The dominant view of managing change is Cartesian: action results from deliberate strategies, carefully planned, that unfold as systematically managed sequences of decisions. That is the analytic mind-set, not the action one. Monsanto went into genetically engineered agriculture with that approach, with its strategy all worked out in advance. With control of seed varieties and certain pesticides and fertilisers, it could bring an entire ecosystem to the market. And it had the research capacity and presence worldwide to do it. So it set about a series of brilliantly conceived acquisitions and effectively positioned the company to be the Microsoft of agribusiness. But the farmers and consumers weren't there - they were more enthusiastic about continuity at that point - and the plan collapsed.

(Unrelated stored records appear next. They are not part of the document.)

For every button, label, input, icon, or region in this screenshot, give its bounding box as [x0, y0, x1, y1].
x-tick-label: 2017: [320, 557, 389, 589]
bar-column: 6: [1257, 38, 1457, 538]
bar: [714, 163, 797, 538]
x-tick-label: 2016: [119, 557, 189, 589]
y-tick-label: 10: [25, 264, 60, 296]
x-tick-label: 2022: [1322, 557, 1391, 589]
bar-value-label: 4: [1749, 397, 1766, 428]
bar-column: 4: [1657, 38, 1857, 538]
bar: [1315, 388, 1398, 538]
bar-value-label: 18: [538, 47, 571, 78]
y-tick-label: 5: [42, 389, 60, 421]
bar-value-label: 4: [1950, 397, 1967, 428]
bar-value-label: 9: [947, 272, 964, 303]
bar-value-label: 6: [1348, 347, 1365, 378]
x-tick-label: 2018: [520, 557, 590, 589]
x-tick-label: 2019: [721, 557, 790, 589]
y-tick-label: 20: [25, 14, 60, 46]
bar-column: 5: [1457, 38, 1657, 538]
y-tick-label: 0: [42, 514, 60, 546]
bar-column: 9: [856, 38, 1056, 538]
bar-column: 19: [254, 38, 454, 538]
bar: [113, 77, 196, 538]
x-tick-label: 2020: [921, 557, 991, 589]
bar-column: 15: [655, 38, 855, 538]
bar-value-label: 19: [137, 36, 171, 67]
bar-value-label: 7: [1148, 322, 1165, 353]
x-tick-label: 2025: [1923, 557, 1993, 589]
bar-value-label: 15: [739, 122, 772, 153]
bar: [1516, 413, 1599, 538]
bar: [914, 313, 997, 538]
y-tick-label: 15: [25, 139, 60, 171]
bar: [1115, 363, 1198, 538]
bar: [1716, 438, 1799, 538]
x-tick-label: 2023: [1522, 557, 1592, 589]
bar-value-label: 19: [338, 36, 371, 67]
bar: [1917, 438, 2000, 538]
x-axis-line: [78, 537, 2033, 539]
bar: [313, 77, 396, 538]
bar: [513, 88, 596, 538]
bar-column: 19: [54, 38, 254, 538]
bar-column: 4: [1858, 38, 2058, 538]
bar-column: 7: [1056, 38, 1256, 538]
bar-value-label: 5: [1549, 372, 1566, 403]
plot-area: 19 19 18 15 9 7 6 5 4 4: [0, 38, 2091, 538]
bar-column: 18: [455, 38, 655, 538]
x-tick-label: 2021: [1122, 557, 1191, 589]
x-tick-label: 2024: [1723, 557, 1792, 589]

Change, to be successful, cannot follow some mechanistic schedule of steps, of formulation followed by implementation. Action and reflection have to blend in a natural flow, and that has to include collaboration.
Of course, energised action is necessary too, but that doesn't mean being hyperactive or fiddling around endlessly with structure. It means remaining curious, alert, experimental. Changing is a learning process, and so is maintaining course. We may think of stasis as the norm and change as driven, but it doesn't have to be that way.